Ethics probe: ‘Substantial reason’ to believe Bishop violated finance law
A congressional ethics report has recommended further investigations into allegations Rep. Tim Bishop violated House rules and federal law last year, saying there was a “substantial reason” to believe Mr. Bishop broke federal campaign finance rules.
The report, released Wednesday by the Office of Congressional Ethics, found there was reason to believe that Mr. Bishop helped a constituent get permits to hold a fireworks show, then had his staff ask the man for a campaign contribution as a quid pro quo.
The probe also found that Mr. Bishop’s campaign committee may have misreported a $5,000 contribution from the constituent’s company that broke the $2,500 per election limit.
“There is a substantial reason to believe that Representative Bishop sought a campaign contribution because of or in connection with an official act in violation of House rules, standards of conduct, and federal law,” according to the 117-page report.
The Office of Congressional Ethics has advised the House Committee on Ethics to further review the allegations.
Mr. Bishop has denied the allegations; his lawyers filed a response to the probe that called the allegations “deeply flawed.”
“The report released today confirms that the allegations made against me last summer were politically orchestrated and I am confident that the ongoing review of this matter will show that I acted in good faith to assist a constituent in need,” Mr. Bishop said in a statement.
Mr. Bishop allegedly helped Eric Semler, a Sagaponack hedge fund manager, get the necessary permits to hold a fireworks display for his son’s bar mitzvah on May 26, 2012, according to email evidence in the report.
After the permits were believed to be cleared, Mr. Bishop wrote an email to a close friend, Robert Sillerman, asking him to ask Mr. Semler for a contribution.
“We are all set with Eric Semler,” the email from Mr. Bishop detailed in the report states. “Hey, would you be willing to reach out to him to ask for a contribution? If he donates before June 26, he and his wife can each do 5 large – if it is after June 26, they can each do a max of 2500.”
Mr. Bishop’s response says that Mr. Semler was under no pressure to give a contribution, notes that Mr. Bishop did not personally contact him about a donation, and noted that Mr. Semler said in an interview in the report that he made the contribution because Rep. Bishop is a “stellar politician.”
The report also states that Mr. Bishops campaign misreported a $5,000 contribution from Mr. Semler’s company TCS Capital Management LLC as being two $2,500 from Mr. Semler and his wife. The campaign also reported the date of the contribution as June 26, not July 9 when the contribution was actually received, the report states.
Mr.
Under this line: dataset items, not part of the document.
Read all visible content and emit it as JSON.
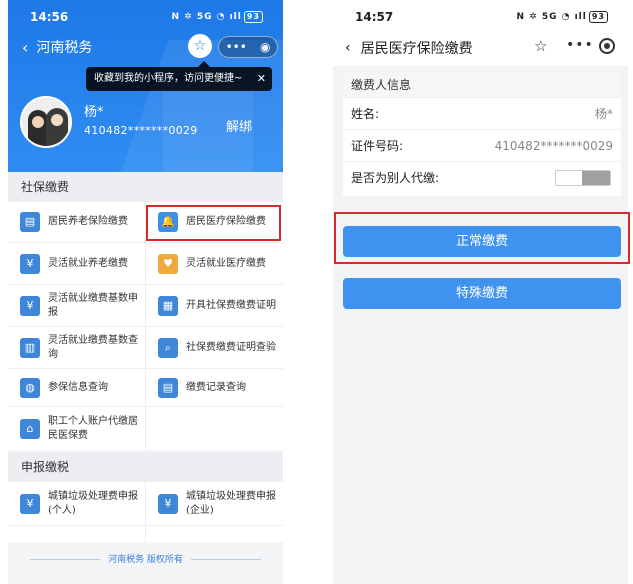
{
  "left": {
    "status": {
      "time": "14:56",
      "signal": "N ✲ 5G ◔ ıll",
      "battery": "93"
    },
    "nav": {
      "back": "‹",
      "title": "河南税务",
      "star": "☆",
      "dots": "•••",
      "record": "◉"
    },
    "tooltip": {
      "text": "收藏到我的小程序，访问更便捷~",
      "close": "✕"
    },
    "user": {
      "name": "杨*",
      "id": "410482*******0029",
      "unbind": "解绑"
    },
    "section1": "社保缴费",
    "section2": "申报缴税",
    "items": [
      {
        "label": "居民养老保险缴费",
        "color": "#3e86d8",
        "glyph": "▤"
      },
      {
        "label": "居民医疗保险缴费",
        "color": "#3f8ee8",
        "glyph": "🔔"
      },
      {
        "label": "灵活就业养老缴费",
        "color": "#3e86d8",
        "glyph": "¥"
      },
      {
        "label": "灵活就业医疗缴费",
        "color": "#f0a93a",
        "glyph": "♥"
      },
      {
        "label": "灵活就业缴费基数申报",
        "color": "#3e86d8",
        "glyph": "¥"
      },
      {
        "label": "开具社保费缴费证明",
        "color": "#3e86d8",
        "glyph": "▦"
      },
      {
        "label": "灵活就业缴费基数查询",
        "color": "#3e86d8",
        "glyph": "▥"
      },
      {
        "label": "社保费缴费证明查验",
        "color": "#3e86d8",
        "glyph": "⌕"
      },
      {
        "label": "参保信息查询",
        "color": "#3e86d8",
        "glyph": "◍"
      },
      {
        "label": "缴费记录查询",
        "color": "#3e86d8",
        "glyph": "▤"
      },
      {
        "label": "职工个人账户代缴居民医保费",
        "color": "#3e86d8",
        "glyph": "⌂"
      }
    ],
    "items2": [
      {
        "label": "城镇垃圾处理费申报(个人)",
        "color": "#3e86d8",
        "glyph": "¥"
      },
      {
        "label": "城镇垃圾处理费申报(企业)",
        "color": "#3e86d8",
        "glyph": "¥"
      }
    ],
    "footer": "河南税务 版权所有"
  },
  "right": {
    "status": {
      "time": "14:57",
      "signal": "N ✲ 5G ◔ ıll",
      "battery": "93"
    },
    "nav": {
      "back": "‹",
      "title": "居民医疗保险缴费",
      "star": "☆",
      "dots": "•••"
    },
    "card": {
      "header": "缴费人信息",
      "name_label": "姓名:",
      "name_value": "杨*",
      "id_label": "证件号码:",
      "id_value": "410482*******0029",
      "proxy_label": "是否为别人代缴:"
    },
    "btn_normal": "正常缴费",
    "btn_special": "特殊缴费"
  }
}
Bishop’s attorneys said in his response that while the finding allege the campaign misreported the contribution, the re-election campaign “took reasonable steps” including hiring a FEC compliance official to report the contribution correctly.
House Committee on Ethics said in a statement that it will “continue to gather information necessary to complete its review” of the allegations against Mr. Bishop.